Historical Controversies Of Nectarine Nomenclature, 'Prunus Persica' Nectarina

The question of when history on nectarines began cannot be answered properly and with any certainty. Efforts to do this by some websites that suggest that nectarine Prunus persica nectarina history should begin in China in 2000 BC to correspond with the history of the peach is absurd for several reasons, unless it is assumed that a nectarine is a cultivar (variety) of a peach. In American agricultural and commercial fruit circles, the nectarine fruit is treated as a separate species from peach, because of the wider possibilities in contrasting a few of the desirable characteristics of each fruit in a marketing campaign to sell more products.

Many mischaracterizations of the nectarine development jump up before us to confuse and disorient potential buyers, such as the nectarine profile: promoted as resulting from a cross between a plum and a peach that is patently false. Nectarine fruit also has been described as a fuzzless peach, or as a mutation of a peach that may mutate back to a nectarine and then again mutate back to the peach. Even though the word nectarine' was first used in England in 1616, there is no conclusive evidence that the usage of the word derived from the Greek word meaning nectar, can be properly applied to the same English fruit that science describes today as the nectarine. It is true that Darwin noticed that a few nectarines might randomly occur on peach trees. He also noted that nectarine grafts from these trees would revert to produce peaches identical to the fruit grown from the original, mother peach tree. The instability of this back and forth process of gaining fuzz and losing fuzz stretches the truthfulness in labeling the nectarine as a genuine mutation. It has been theorized that the nectarine tree has arisen from a simple recessive gene; however, this theory also is wobbley, if one considers present understanding of Mendelian genetic mechanisms.

Luther Burbank in his book, Fruit Improvement published in 1921, claimed that the ancient ancestor of the wooly peach developed fuzz in an environment as peculiarly stressful regarding moisture, wind, sunshine, insect, and fungus presence, "the fuzz evolved as a protection against those enemies, " and thus, the peach was preserved, but the nectarine fruit with a smoother skin was destroyed as in the example of evolutionary concept of survival of the fittest.

Burbank successfully hybridized a nectarine with an almond in an attempt to create a nectarine type pulp and a pit with the edible desirability quality of almond nuts.

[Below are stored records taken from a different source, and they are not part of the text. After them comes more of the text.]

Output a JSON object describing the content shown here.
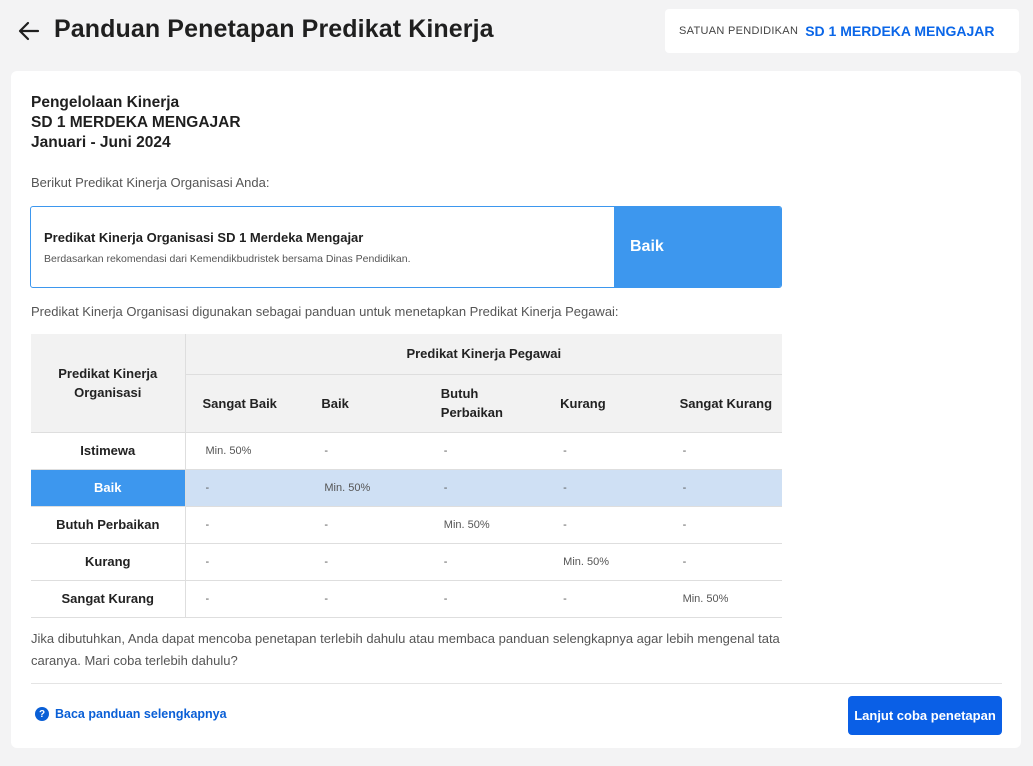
{
  "header": {
    "title": "Panduan Penetapan Predikat Kinerja",
    "school_label": "SATUAN PENDIDIKAN",
    "school_name": "SD 1 MERDEKA MENGAJAR"
  },
  "card": {
    "heading_line1": "Pengelolaan Kinerja",
    "heading_line2": "SD 1 MERDEKA MENGAJAR",
    "heading_line3": "Januari - Juni 2024",
    "intro": "Berikut Predikat Kinerja Organisasi Anda:",
    "predicate_box": {
      "title": "Predikat Kinerja Organisasi SD 1 Merdeka Mengajar",
      "subtitle": "Berdasarkan rekomendasi dari Kemendikbudristek bersama Dinas Pendidikan.",
      "result": "Baik"
    },
    "guide_text": "Predikat Kinerja Organisasi digunakan sebagai panduan untuk menetapkan Predikat Kinerja Pegawai:",
    "table": {
      "row_header": "Predikat Kinerja Organisasi",
      "group_header": "Predikat Kinerja Pegawai",
      "columns": [
        "Sangat Baik",
        "Baik",
        "Butuh Perbaikan",
        "Kurang",
        "Sangat Kurang"
      ],
      "rows": [
        {
          "label": "Istimewa",
          "cells": [
            "Min. 50%",
            "-",
            "-",
            "-",
            "-"
          ]
        },
        {
          "label": "Baik",
          "cells": [
            "-",
            "Min. 50%",
            "-",
            "-",
            "-"
          ]
        },
        {
          "label": "Butuh Perbaikan",
          "cells": [
            "-",
            "-",
            "Min. 50%",
            "-",
            "-"
          ]
        },
        {
          "label": "Kurang",
          "cells": [
            "-",
            "-",
            "-",
            "Min. 50%",
            "-"
          ]
        },
        {
          "label": "Sangat Kurang",
          "cells": [
            "-",
            "-",
            "-",
            "-",
            "Min. 50%"
          ]
        }
      ]
    },
    "note": "Jika dibutuhkan, Anda dapat mencoba penetapan terlebih dahulu atau membaca panduan selengkapnya agar lebih mengenal tata caranya. Mari coba terlebih dahulu?",
    "help_link": "Baca panduan selengkapnya",
    "cta": "Lanjut coba penetapan"
  },
  "colors": {
    "accent": "#3d97ee",
    "primary_button": "#0a5fe6",
    "link": "#0a5fd6",
    "highlight_row": "#cfe0f4"
  },
  "icons": {
    "back": "arrow-left-icon",
    "help": "question-circle-icon"
  }
}
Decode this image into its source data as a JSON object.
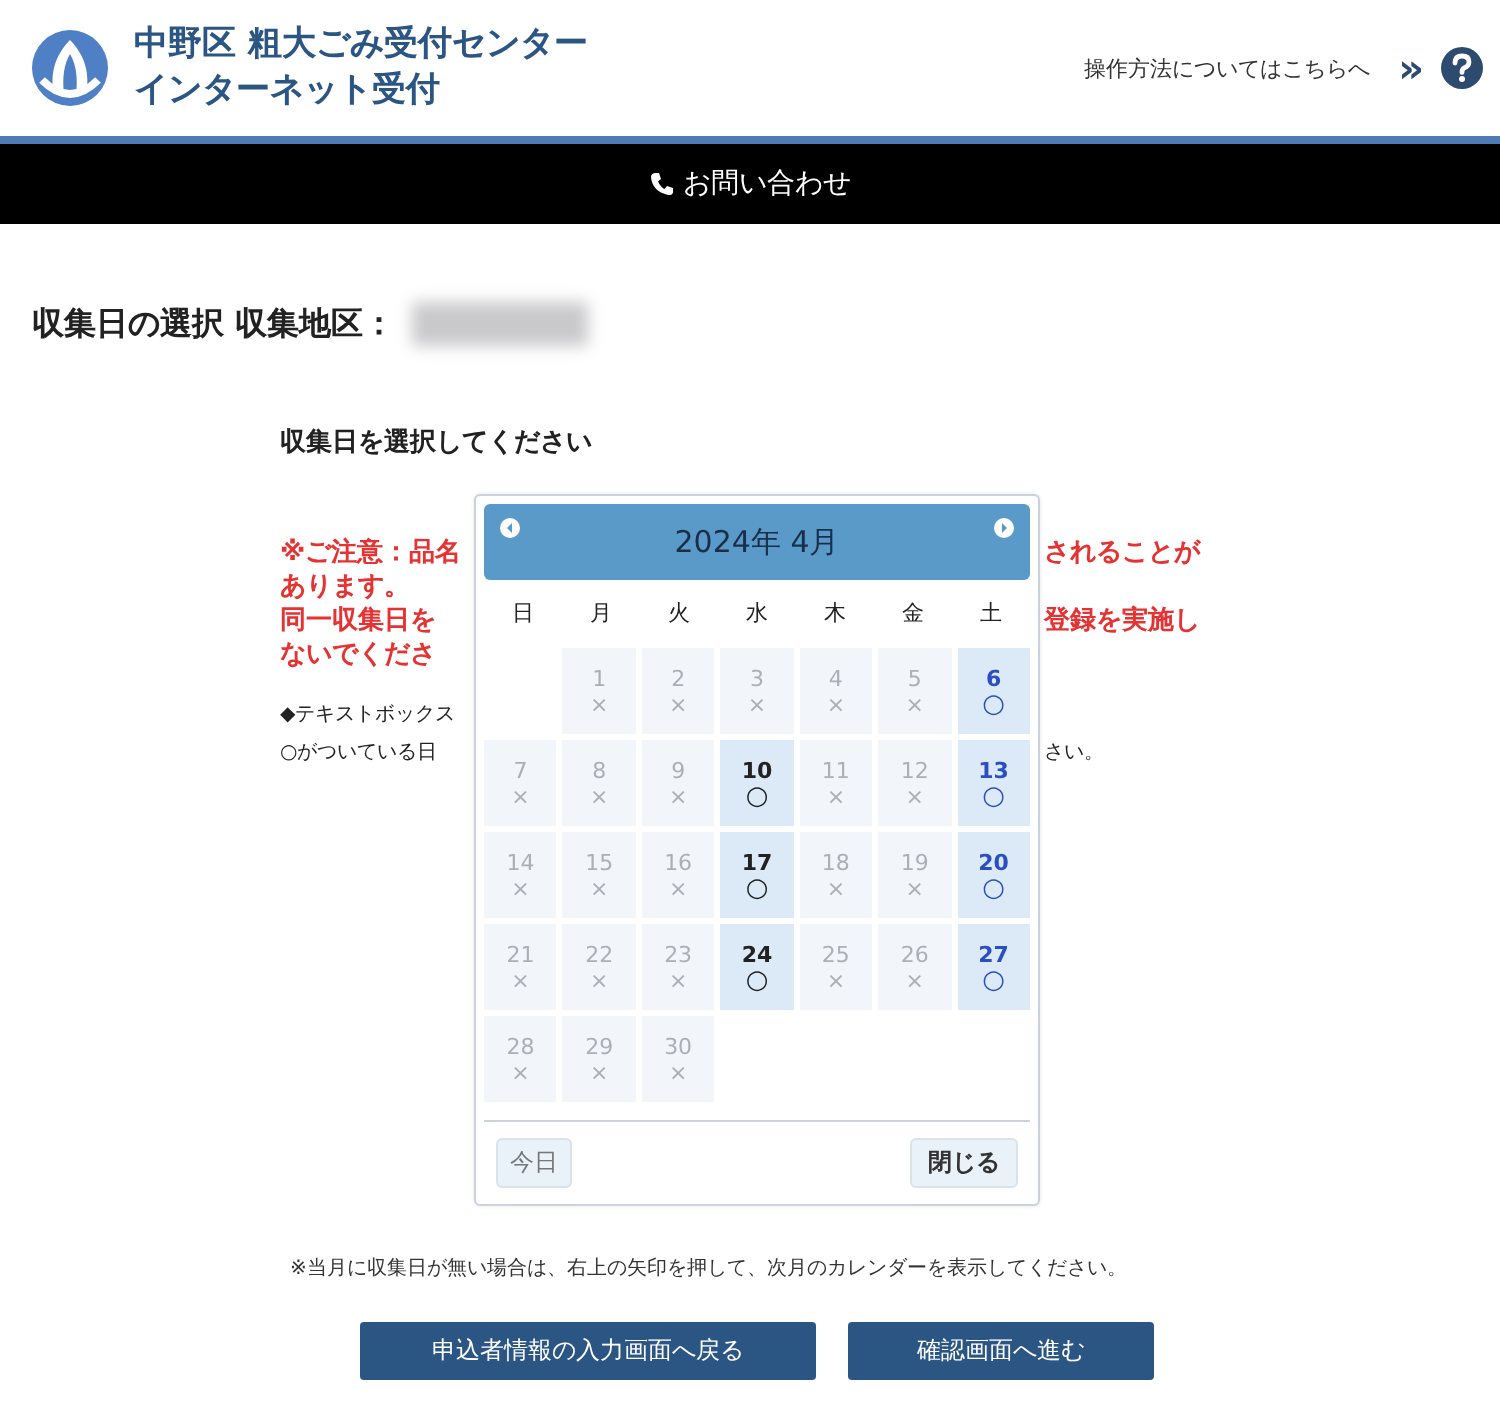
{
  "header": {
    "title_lines": [
      "中野区 粗大ごみ受付センター",
      "インターネット受付"
    ],
    "help_link": "操作方法についてはこちらへ",
    "chevron": "»"
  },
  "contact_bar": {
    "label": "お問い合わせ"
  },
  "heading": "収集日の選択 収集地区：",
  "prompt": "収集日を選択してください",
  "notes": [
    {
      "kind": "warning",
      "left": "※ご注意：品名",
      "right": "されることが"
    },
    {
      "kind": "warning",
      "left": "あります。"
    },
    {
      "kind": "warning",
      "left": "同一収集日を",
      "right": "登録を実施し"
    },
    {
      "kind": "warning",
      "left": "ないでくださ"
    },
    {
      "kind": "info",
      "left": "◆テキストボックス"
    },
    {
      "kind": "info",
      "left": "○がついている日",
      "right": "さい。"
    }
  ],
  "calendar": {
    "title": "2024年 4月",
    "weekdays": [
      "日",
      "月",
      "火",
      "水",
      "木",
      "金",
      "土"
    ],
    "days": [
      {
        "kind": "blank"
      },
      {
        "kind": "day",
        "label": "1",
        "mark": "×",
        "available": false
      },
      {
        "kind": "day",
        "label": "2",
        "mark": "×",
        "available": false
      },
      {
        "kind": "day",
        "label": "3",
        "mark": "×",
        "available": false
      },
      {
        "kind": "day",
        "label": "4",
        "mark": "×",
        "available": false
      },
      {
        "kind": "day",
        "label": "5",
        "mark": "×",
        "available": false
      },
      {
        "kind": "day",
        "label": "6",
        "mark": "○",
        "available": true
      },
      {
        "kind": "day",
        "label": "7",
        "mark": "×",
        "available": false
      },
      {
        "kind": "day",
        "label": "8",
        "mark": "×",
        "available": false
      },
      {
        "kind": "day",
        "label": "9",
        "mark": "×",
        "available": false
      },
      {
        "kind": "day",
        "label": "10",
        "mark": "○",
        "available": true
      },
      {
        "kind": "day",
        "label": "11",
        "mark": "×",
        "available": false
      },
      {
        "kind": "day",
        "label": "12",
        "mark": "×",
        "available": false
      },
      {
        "kind": "day",
        "label": "13",
        "mark": "○",
        "available": true
      },
      {
        "kind": "day",
        "label": "14",
        "mark": "×",
        "available": false
      },
      {
        "kind": "day",
        "label": "15",
        "mark": "×",
        "available": false
      },
      {
        "kind": "day",
        "label": "16",
        "mark": "×",
        "available": false
      },
      {
        "kind": "day",
        "label": "17",
        "mark": "○",
        "available": true
      },
      {
        "kind": "day",
        "label": "18",
        "mark": "×",
        "available": false
      },
      {
        "kind": "day",
        "label": "19",
        "mark": "×",
        "available": false
      },
      {
        "kind": "day",
        "label": "20",
        "mark": "○",
        "available": true
      },
      {
        "kind": "day",
        "label": "21",
        "mark": "×",
        "available": false
      },
      {
        "kind": "day",
        "label": "22",
        "mark": "×",
        "available": false
      },
      {
        "kind": "day",
        "label": "23",
        "mark": "×",
        "available": false
      },
      {
        "kind": "day",
        "label": "24",
        "mark": "○",
        "available": true
      },
      {
        "kind": "day",
        "label": "25",
        "mark": "×",
        "available": false
      },
      {
        "kind": "day",
        "label": "26",
        "mark": "×",
        "available": false
      },
      {
        "kind": "day",
        "label": "27",
        "mark": "○",
        "available": true
      },
      {
        "kind": "day",
        "label": "28",
        "mark": "×",
        "available": false
      },
      {
        "kind": "day",
        "label": "29",
        "mark": "×",
        "available": false
      },
      {
        "kind": "day",
        "label": "30",
        "mark": "×",
        "available": false
      }
    ],
    "today_button": "今日",
    "close_button": "閉じる"
  },
  "footnote": "※当月に収集日が無い場合は、右上の矢印を押して、次月のカレンダーを表示してください。",
  "buttons": [
    "申込者情報の入力画面へ戻る",
    "確認画面へ進む"
  ]
}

The bitter taste of the plum pit was supposedly replaced with the nutty flavor of commercial almonds.

Nectarine fruit can be colored white, yellow, orange, or red and the pulp also exhibits these colorations. Nectarine colors are brighter than those seen in peaches, because the fuzz on the peach tends to dilute the bright color of the skin below. Nectarines when compared to peaches are smaller, rounder, sweet or more acidic, and denser. Nectarines are more susceptible to disease rot and bruising presumably, because the fuzz offers a buffer zone of protection to the peach. Nectarines have a richer flavor and are more aromatic than peaches, because they are grown as freestone cultivars, which show these same contrasting differences from peaches, which are principally grown as clingstone fruits for American markets.

Nectarine trees and nectarine fruit are indistinguishable from peaches in all parts phenotypically, except for the presence of the fuzz. Nectarines could more appropriately be described as a fuzzless cultivar of peaches, Prunus persica nectarina. The nectarine fruit is most often eaten with the tender skin on it, and it ripens mostly in June through September. Most of the national production of nectarines comes from California with 95% of the production, but recently orchards of new nectarine cultivars are being established in Georgia and in South Carolina. The nectarine ripe fruit will keep for up to 5 days in the coldest part of a refrigerator. The nectarine can be judged ripe, when it is fragrant and soft to the touch on the tree.

The nectarine is loaded with health benefits, such as antioxidants, Vitamin A, Vitamin C, beta-carotene, and Potassium.